Forest monitoring is critical to the management and successful evaluation of ecological restoration in mined areas. However, in the past, available monitoring has mainly focused on traditional parameters and lacked estimation of the spatial structural parameters (SSPs) of forests. The SSPs are important indicators of forest health and resilience. The purpose of this study was to assess the feasibility of estimating the SSPs of restored forest in semi-arid mine dumps using Worldview-2 imagery.
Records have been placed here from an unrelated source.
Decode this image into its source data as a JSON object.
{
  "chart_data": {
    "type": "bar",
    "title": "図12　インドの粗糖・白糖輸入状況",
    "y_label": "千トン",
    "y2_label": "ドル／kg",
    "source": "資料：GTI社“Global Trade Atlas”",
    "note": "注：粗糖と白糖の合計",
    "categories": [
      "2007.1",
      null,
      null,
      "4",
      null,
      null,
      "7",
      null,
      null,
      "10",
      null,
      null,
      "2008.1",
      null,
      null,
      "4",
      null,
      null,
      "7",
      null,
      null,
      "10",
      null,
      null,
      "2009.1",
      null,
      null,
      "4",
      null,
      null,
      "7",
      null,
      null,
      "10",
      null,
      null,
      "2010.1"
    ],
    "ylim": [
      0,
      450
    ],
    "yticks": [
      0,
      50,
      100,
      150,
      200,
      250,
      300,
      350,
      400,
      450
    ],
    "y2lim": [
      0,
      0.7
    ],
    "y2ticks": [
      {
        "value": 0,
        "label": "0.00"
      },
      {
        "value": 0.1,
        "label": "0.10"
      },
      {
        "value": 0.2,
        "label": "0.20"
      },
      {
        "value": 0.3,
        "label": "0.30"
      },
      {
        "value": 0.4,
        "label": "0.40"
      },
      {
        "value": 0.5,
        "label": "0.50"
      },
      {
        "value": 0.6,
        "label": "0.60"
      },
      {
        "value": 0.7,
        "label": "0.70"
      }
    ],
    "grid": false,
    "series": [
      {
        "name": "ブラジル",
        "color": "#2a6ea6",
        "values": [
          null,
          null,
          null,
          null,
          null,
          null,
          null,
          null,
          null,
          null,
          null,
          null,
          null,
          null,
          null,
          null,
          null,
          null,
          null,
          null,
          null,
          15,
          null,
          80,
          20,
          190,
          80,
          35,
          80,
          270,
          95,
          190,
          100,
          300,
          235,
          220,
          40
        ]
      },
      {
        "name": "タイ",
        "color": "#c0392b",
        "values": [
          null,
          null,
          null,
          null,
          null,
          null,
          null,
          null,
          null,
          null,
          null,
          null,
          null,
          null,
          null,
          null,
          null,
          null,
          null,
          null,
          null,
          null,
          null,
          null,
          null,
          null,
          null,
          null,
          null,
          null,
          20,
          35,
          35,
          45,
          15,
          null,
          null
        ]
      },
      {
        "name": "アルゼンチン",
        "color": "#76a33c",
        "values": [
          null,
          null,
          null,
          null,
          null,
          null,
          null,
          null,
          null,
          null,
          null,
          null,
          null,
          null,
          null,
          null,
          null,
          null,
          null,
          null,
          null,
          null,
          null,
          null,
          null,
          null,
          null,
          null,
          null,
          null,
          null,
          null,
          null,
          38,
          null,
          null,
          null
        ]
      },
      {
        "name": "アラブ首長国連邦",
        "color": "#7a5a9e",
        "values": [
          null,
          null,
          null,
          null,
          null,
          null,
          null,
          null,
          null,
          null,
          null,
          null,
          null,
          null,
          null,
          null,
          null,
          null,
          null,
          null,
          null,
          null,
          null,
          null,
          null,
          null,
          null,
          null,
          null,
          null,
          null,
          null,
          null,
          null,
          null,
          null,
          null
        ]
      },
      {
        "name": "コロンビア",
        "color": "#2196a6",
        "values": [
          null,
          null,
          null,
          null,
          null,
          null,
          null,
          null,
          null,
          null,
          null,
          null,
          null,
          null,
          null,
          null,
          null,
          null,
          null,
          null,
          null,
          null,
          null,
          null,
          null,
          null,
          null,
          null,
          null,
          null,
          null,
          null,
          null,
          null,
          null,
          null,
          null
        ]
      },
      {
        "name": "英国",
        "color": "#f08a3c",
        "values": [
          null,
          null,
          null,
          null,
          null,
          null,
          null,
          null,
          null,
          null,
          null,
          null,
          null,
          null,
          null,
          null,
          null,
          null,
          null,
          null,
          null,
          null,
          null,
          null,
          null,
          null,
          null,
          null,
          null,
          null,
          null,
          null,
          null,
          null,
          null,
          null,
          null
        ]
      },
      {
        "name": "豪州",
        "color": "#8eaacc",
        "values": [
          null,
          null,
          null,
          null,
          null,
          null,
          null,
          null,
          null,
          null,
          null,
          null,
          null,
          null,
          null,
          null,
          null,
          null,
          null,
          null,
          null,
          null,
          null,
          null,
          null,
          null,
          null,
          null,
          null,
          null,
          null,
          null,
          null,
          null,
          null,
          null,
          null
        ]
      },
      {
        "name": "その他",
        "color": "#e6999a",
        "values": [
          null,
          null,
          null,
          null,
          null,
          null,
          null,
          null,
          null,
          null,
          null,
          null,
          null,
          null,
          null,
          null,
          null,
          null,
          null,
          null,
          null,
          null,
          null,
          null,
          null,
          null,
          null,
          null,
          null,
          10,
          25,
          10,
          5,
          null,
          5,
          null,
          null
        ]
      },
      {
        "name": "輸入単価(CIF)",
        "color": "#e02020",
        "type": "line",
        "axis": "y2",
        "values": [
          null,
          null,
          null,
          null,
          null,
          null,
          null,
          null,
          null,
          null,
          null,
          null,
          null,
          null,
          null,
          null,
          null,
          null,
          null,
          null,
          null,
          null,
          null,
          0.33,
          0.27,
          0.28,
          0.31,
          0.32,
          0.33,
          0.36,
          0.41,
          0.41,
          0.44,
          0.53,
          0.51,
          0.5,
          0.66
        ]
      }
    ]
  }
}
We used the random forest to extract the dominant feature factor subset; then, a regression model and mind evolutionary algorithm-back propagation (MEA-BP) neural network model were established to estimate the forest SSP. The results show that the textural features found using 3 × 3 window have a relatively high importance score in the random forest model. This indicates that the 3 × 3 texture factors have a relatively strong ability to explain the restored forest SSPs when compared with spectral factors. The optimal regression model has an R2
of 0.6174 and an MSRE of 0.1001. The optimal MEA-BP neural network model has an R2
of 0.6975 and an MSRE of 0.0906, which shows that the MEA-BP neural network has greater accuracy than the regression model. The estimation shows that the tree–shrub–grass mode with an average of 0.7351 has the highest SSP, irrespective of the restoration age. In addition, the SSP of each forest configuration type increases with the increase in restoration age except for the single grass configuration. The increase range of SSP across all modes was 0.0047–0.1471 after more than ten years of restoration. In conclusion, the spatial structure of a mixed forest mode is relatively complex. Application cases show that Worldview-2 imagery and the MEA-BP neural network method can support the effective evaluation of the spatial structure of restored forest in semi-arid mine dumps.